Who's Afraid of Virginia Woolf?, Harold Pinter Theatre | reviews, news & interviews
Who's Afraid of Virginia Woolf?, Harold Pinter Theatre
Who's Afraid of Virginia Woolf?, Harold Pinter Theatre
Humour and vitriol contend in a tightly orchestrated production of Albee's celebrated play
Martha is described in the script of Who's Afraid of Virginia Woolf? as "a large, boisterous woman...ample but not fleshy". Imelda Staunton is petite, neat and trim, not obvious casting for the female lead in Edward Albee's most famous play. But she has formidable, coiled-spring energy and, when she wishes, a rasping voice that can cut like a hacksaw. She is less a blousy seductress, more a quick, flick-tongued viper. Martha's husband George should be "thin, hair going grey".
As a picture of a toxic marriage, James Macdonald's stylishly orchestrated West End production works as well as ever. It is 1962. George is an associate history professor in a provincial New England university where Martha's father is president. George was head of department during the war but – unfortunately for him – all his colleagues returned unscathed and his career is in the doldrums. Martha takes every opportunity to voice her disappointment in her husband, but they share a complicated fantasy, a cocoon which nevertheless provides them with ammunition against each other.
Saddled with the names of the Washingtons – perhaps to suggest a wider falling apart of American, even Western, civilisation and with a teasing echo of the importance of truth-telling – they rip emotional chunks out of each other while demonstrating a painful, ultimately exclusive, closeness.

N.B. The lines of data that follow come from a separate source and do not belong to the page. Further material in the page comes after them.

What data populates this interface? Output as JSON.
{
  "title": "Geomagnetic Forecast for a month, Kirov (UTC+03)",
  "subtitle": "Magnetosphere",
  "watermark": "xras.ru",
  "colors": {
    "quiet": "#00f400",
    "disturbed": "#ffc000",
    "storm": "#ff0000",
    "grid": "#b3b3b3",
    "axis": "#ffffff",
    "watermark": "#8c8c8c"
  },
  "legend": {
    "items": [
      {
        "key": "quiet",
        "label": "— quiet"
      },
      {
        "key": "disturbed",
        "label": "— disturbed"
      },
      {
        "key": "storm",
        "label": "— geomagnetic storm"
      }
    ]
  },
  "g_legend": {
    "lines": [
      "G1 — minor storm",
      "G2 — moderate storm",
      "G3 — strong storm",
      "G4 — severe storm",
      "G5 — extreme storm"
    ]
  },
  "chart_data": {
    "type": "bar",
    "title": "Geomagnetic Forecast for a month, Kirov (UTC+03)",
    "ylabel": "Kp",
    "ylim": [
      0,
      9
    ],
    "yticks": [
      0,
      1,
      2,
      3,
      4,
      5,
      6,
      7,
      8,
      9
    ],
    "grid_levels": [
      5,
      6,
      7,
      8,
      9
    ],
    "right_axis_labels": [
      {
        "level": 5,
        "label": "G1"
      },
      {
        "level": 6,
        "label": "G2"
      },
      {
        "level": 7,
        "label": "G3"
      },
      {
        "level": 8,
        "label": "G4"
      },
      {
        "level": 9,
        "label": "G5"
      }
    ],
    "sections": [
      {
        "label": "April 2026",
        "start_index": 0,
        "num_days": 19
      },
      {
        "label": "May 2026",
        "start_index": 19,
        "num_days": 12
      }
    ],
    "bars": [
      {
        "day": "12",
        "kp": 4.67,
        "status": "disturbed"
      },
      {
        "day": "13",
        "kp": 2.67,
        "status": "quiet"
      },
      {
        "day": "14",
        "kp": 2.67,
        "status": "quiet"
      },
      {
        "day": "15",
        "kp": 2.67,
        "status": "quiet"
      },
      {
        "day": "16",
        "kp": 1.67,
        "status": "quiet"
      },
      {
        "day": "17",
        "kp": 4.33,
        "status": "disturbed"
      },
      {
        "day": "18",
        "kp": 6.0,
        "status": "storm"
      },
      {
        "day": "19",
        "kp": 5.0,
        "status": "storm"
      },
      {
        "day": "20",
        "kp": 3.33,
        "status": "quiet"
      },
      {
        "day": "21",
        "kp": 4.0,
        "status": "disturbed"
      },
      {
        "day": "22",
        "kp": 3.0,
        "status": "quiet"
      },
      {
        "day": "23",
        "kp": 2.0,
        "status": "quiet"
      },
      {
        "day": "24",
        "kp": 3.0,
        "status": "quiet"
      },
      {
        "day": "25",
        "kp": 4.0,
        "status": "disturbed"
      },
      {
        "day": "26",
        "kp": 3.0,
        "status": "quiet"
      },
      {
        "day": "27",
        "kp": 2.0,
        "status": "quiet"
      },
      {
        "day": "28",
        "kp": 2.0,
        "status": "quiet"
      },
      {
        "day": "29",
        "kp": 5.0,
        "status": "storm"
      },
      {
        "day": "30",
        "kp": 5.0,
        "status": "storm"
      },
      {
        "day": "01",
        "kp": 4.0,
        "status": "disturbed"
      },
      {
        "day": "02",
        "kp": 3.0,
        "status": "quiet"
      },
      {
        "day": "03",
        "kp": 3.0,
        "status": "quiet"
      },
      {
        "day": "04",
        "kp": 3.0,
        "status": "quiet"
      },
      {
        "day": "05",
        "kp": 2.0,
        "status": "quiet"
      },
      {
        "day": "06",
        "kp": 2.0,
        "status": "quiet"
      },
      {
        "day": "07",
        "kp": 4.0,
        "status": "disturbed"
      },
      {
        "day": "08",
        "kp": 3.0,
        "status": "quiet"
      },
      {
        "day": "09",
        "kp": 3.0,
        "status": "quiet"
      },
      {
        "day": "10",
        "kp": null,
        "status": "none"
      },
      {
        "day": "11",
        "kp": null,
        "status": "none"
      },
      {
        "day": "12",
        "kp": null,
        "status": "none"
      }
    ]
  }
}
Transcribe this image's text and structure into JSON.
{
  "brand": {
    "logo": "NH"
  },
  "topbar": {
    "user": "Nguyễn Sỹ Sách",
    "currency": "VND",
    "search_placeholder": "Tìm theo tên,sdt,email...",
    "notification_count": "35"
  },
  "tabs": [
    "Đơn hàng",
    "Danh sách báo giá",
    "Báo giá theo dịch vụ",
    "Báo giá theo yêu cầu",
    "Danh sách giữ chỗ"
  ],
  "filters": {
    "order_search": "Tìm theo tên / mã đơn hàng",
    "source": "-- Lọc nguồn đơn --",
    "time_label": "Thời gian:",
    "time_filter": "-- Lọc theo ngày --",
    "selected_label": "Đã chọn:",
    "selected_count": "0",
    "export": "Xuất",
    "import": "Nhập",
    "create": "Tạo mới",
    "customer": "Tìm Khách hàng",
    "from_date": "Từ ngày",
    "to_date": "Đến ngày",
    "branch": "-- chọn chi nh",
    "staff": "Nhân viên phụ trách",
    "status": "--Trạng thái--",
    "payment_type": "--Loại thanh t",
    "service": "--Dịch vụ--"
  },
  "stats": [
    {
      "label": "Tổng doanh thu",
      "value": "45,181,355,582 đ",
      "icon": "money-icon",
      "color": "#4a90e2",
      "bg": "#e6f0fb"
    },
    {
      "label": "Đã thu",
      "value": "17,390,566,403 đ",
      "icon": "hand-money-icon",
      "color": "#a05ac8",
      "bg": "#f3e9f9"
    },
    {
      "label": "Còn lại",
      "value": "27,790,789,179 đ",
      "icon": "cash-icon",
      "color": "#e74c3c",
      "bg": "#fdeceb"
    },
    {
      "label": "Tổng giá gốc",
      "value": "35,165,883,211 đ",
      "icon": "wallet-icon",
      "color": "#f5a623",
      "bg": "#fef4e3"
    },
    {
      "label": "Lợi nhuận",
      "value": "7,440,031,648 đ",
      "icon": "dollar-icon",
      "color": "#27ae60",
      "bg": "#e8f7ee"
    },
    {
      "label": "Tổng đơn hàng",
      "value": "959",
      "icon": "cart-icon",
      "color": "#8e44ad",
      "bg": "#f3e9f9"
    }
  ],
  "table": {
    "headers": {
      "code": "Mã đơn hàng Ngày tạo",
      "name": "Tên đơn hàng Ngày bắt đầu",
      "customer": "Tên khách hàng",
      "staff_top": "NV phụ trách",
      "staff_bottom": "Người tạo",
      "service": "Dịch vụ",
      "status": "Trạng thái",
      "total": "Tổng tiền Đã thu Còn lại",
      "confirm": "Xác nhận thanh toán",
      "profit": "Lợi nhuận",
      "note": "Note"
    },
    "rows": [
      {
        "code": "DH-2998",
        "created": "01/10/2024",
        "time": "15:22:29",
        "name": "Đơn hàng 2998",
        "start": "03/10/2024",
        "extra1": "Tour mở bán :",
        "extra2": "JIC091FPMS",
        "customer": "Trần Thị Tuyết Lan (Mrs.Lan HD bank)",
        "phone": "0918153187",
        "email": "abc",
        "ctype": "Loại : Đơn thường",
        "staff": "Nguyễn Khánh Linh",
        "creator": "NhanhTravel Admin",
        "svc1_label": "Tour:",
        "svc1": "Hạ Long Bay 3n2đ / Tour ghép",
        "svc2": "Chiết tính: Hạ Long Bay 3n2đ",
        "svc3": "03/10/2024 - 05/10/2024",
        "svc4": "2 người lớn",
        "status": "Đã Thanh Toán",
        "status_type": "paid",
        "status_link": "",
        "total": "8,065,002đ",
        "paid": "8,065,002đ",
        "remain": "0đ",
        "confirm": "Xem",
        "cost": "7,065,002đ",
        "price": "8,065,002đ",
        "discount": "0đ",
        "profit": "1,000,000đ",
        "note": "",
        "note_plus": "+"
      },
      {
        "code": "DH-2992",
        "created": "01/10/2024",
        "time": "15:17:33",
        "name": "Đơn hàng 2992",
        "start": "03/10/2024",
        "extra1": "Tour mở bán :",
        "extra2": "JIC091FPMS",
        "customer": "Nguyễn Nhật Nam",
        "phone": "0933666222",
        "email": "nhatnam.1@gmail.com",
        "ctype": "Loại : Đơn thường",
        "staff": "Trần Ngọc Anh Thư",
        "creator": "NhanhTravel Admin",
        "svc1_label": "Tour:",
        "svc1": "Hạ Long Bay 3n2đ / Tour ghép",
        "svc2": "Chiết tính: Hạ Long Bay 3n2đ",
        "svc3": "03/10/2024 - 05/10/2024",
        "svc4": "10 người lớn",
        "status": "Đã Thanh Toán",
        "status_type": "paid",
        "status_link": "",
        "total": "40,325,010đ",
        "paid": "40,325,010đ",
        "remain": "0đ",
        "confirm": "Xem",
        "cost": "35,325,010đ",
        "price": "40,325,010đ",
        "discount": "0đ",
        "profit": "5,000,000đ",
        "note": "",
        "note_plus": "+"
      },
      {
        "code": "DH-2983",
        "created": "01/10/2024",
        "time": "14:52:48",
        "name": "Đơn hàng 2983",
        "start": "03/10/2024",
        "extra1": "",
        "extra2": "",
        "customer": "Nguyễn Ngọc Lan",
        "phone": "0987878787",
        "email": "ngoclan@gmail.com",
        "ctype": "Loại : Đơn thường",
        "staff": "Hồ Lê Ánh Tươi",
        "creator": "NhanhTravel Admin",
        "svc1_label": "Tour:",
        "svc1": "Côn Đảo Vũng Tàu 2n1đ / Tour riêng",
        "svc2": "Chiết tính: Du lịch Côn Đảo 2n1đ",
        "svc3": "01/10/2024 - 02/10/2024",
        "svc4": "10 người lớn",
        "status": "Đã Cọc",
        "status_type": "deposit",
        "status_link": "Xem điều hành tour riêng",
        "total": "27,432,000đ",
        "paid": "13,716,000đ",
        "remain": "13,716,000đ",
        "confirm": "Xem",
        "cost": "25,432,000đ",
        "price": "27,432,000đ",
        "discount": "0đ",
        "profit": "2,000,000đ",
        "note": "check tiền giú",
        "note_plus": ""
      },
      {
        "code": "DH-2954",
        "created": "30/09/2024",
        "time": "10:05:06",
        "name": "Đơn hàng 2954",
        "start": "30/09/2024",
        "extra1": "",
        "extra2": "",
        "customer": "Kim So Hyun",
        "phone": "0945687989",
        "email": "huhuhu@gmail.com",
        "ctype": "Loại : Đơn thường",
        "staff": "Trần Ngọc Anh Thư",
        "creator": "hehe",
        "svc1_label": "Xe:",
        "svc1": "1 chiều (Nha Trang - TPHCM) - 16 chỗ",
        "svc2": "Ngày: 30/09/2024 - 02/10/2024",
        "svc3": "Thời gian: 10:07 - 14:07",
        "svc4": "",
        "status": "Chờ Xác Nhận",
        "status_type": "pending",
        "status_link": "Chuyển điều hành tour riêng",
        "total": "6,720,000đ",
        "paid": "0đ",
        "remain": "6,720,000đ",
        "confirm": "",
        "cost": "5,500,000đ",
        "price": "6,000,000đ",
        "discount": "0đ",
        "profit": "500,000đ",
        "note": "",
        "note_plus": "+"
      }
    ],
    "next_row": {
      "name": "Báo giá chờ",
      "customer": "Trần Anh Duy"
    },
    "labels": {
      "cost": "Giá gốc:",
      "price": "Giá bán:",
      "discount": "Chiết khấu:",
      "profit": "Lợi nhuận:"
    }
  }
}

For all their cruelty, they need each other and glimmers of genuine love, or at least a memory of it, steal through the vitriol.
The title was among graffiti Albee had seen years earlier scrawled on a mirror in a Greenwich Village bar. He thought it a good academic joke, a play on "Who's afraid of the Big Bad Wolf?" which he interpreted as "who's afraid of living life without false illusions?" False illusions are at the core of this play.
One Saturday night, after a faculty party, Martha invites a new member of the academic staff to their dull campus house (designed in mud colours by Tom Pye) for drinks. Nick, a biologist, is blond, good looking and an accomplished boxer; his giggly wife, Honey, is naive, mousy and given to puking. They are a necessary audience for the play-flaying but are also drawn into it as Martha humiliates George by flirting outrageously with Nick and George in turn takes his revenge. Luke Treadaway and Imogen Poots (pictured below) give the younger couple, playing their own games of pretended perfection, real presence in a paler version of their hosts' imprisoning marriage.
Albee said more than once that he could think of nothing worse than reaching the end of life and realising you hadn't really lived it. This alcohol-fuelled quartet seem bent on just such an outcome. Disappointment – about status, about children – dogs both couples. Male competitiveness simmers. Macdonald's production also makes clear the power of one generation over the next. It is no accident that George deals in the past, history, and Nick in the future, science. And the personality of the wife's father looms large over both couples.
Albee, who died in September 2016, once said the play (and later the 1966 film starring Elizabeth Taylor and Richard Burton which won five Oscars) "hung about my neck like a shining medal of some sort – really nice but a trifle onerous." In later years, having won three Pulitzer Prizes and numerous awards, he went on to a late-flowering period, including The Goat or Who Is Sylvia?, soon to open in London, but Who's Afraid of Virginia Woolf? still shines as his landmark play.
Staunton and Hill, although unusual casting (but sanctioned by Albee himself) present a couple who are equals in intelligence, malignity and mutual need and who know exactly how to hurt each other. They are also both brilliant comic performers: Hill's laconic, snide precision is a perfect complement to Staunton's louche loudness and they find every scrap of poisonous humour in a tight, toxic duet. The stripping away of the delusion by which they have lived (and even after more than half a century it seems necessary not to spell it out) causes an unforgettable animal howl from Staunton; for the moment George has won.